Async engine hanging

User 170 | 4/4/2014, 4:26:36 PM

I'm running PageRank and SSSP with the async engine as a part of an experiment. I'm having an issue where some runs will hang at "INFO: fiberasyncconsensus.cpp(enddonecritical_section:105): 22: Termination Possible" (where 22 can be any of the machines). This doesn't happen consistently: sometimes it'll do 5 runs on one graph okay, 3 runs on another graph okay, and then hang. Other times it will hang on the very first run. I've tried so far on both 16 and 32 workers, on EC2. Is there a deadlock? Did a worker lose connection (by this I mean within GraphLab---I can always restart Hadoop without issues after killing the run)?

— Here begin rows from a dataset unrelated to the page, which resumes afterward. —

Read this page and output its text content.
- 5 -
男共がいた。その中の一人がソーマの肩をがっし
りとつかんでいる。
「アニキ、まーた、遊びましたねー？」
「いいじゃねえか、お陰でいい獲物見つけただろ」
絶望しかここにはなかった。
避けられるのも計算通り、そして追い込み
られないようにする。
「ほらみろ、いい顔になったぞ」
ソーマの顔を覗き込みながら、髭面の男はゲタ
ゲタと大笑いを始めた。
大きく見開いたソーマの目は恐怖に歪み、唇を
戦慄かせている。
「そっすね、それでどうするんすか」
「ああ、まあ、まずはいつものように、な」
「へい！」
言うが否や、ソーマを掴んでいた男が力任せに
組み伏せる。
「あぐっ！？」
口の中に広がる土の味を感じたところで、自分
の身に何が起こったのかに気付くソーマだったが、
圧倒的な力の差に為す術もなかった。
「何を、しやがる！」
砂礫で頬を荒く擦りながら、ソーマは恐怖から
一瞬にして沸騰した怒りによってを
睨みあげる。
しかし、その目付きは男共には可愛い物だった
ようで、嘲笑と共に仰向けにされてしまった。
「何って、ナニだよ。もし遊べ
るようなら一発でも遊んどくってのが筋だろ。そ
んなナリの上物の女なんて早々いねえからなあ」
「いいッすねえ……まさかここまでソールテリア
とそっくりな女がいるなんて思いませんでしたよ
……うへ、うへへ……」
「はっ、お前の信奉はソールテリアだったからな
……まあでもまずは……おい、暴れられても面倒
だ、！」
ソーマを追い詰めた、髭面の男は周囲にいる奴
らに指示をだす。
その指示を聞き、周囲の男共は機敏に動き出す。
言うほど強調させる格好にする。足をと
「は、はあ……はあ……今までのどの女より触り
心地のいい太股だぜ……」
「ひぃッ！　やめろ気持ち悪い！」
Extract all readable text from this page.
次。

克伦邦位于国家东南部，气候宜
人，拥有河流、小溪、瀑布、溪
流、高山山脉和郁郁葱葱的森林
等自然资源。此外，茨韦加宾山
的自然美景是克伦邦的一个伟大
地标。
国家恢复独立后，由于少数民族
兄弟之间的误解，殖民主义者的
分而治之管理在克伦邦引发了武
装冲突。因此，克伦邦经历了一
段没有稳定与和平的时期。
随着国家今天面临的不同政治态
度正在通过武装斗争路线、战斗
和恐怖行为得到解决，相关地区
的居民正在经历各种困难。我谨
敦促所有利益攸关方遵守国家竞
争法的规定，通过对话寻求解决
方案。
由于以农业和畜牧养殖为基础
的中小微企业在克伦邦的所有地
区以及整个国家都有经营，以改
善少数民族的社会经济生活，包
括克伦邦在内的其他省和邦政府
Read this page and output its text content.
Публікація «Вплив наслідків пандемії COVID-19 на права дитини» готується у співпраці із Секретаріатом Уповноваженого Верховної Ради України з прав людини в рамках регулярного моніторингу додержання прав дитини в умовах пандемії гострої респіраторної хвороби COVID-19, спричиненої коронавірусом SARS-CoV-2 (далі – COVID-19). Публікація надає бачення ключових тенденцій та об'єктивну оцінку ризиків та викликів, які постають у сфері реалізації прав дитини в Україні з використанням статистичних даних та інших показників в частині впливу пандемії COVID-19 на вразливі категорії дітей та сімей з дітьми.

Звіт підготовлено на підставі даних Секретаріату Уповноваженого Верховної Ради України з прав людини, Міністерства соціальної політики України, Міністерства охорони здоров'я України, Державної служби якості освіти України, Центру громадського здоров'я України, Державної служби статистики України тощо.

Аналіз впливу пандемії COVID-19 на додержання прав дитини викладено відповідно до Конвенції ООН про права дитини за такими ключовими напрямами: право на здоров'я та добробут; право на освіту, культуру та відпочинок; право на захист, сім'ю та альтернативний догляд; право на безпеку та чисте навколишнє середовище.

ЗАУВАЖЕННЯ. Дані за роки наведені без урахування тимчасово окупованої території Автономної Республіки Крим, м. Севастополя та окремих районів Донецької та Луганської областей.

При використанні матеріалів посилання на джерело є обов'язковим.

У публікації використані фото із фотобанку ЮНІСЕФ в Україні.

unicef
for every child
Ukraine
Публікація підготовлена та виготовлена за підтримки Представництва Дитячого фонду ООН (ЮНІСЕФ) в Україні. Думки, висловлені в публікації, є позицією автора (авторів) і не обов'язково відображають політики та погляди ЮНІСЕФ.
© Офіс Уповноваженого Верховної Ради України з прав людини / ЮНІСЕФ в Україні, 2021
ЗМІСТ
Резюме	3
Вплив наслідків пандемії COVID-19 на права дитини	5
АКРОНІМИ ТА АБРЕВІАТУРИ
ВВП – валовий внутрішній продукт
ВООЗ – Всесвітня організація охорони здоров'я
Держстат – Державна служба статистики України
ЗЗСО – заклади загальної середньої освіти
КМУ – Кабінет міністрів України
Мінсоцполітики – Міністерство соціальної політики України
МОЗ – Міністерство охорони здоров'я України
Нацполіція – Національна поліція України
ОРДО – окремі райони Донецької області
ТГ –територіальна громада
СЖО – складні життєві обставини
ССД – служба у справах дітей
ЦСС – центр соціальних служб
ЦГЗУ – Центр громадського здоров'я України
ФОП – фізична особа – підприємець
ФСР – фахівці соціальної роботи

Am I doing something stupid?

I'm using MPICH2 with the following command:

mpiexec -f ./machines -n 32 \ "$GRAPHLABDIR"/release/toolkits/graphanalytics/pagerank \ --tol ${tol} \ --engine async \ --format adjgps \ --graph_opts ingress=random \ --graph "$hdfspath"/user/ubuntu/input/${inputgraph} \ --saveprefix "$hdfspath"/user/ubuntu/graphlab-output/

(adjgps is the adj input format without the number of edges, so each lines is: vertex-id dst1 dst2 dst3 ...)

Here are some complete logs (on 32 workers) demonstrating some ways it can hang: (PageRank, soc-LiveJournal1) (PageRank, com-Orkut) (SSSP, com-Orkut)

While the above are examples with the SNAP graphs, I've also observed this with the arabic-2005 graph from WebGraph.

EDIT: Didn't see the attach option... also attached the logs.


User 20 | 4/4/2014, 4:53:56 PM


Try dropping the --graph_opts "ingress=random", or try fewer machines.

In certain cases (which are not entirely well understood unfortunately, perhaps when the graph is too small for the number of machines or something like that), we get a situation where:

1) There are only one or two vertices active in the graph (so maybe only one or two machines are active) 2) All the remaining machines have nothing left to do and thus begin the termination detection algorithm 3) Those one or two vertices wake up more machines, which cancel the termination state (which is somewhat costly) 4) And 2-3 may cycle for a very very long time.

Also, it is certainly also possible that there is a (possibly distributed) deadlock somewhere in (3) that I am not aware of (make sure you have the most current pull from the repository).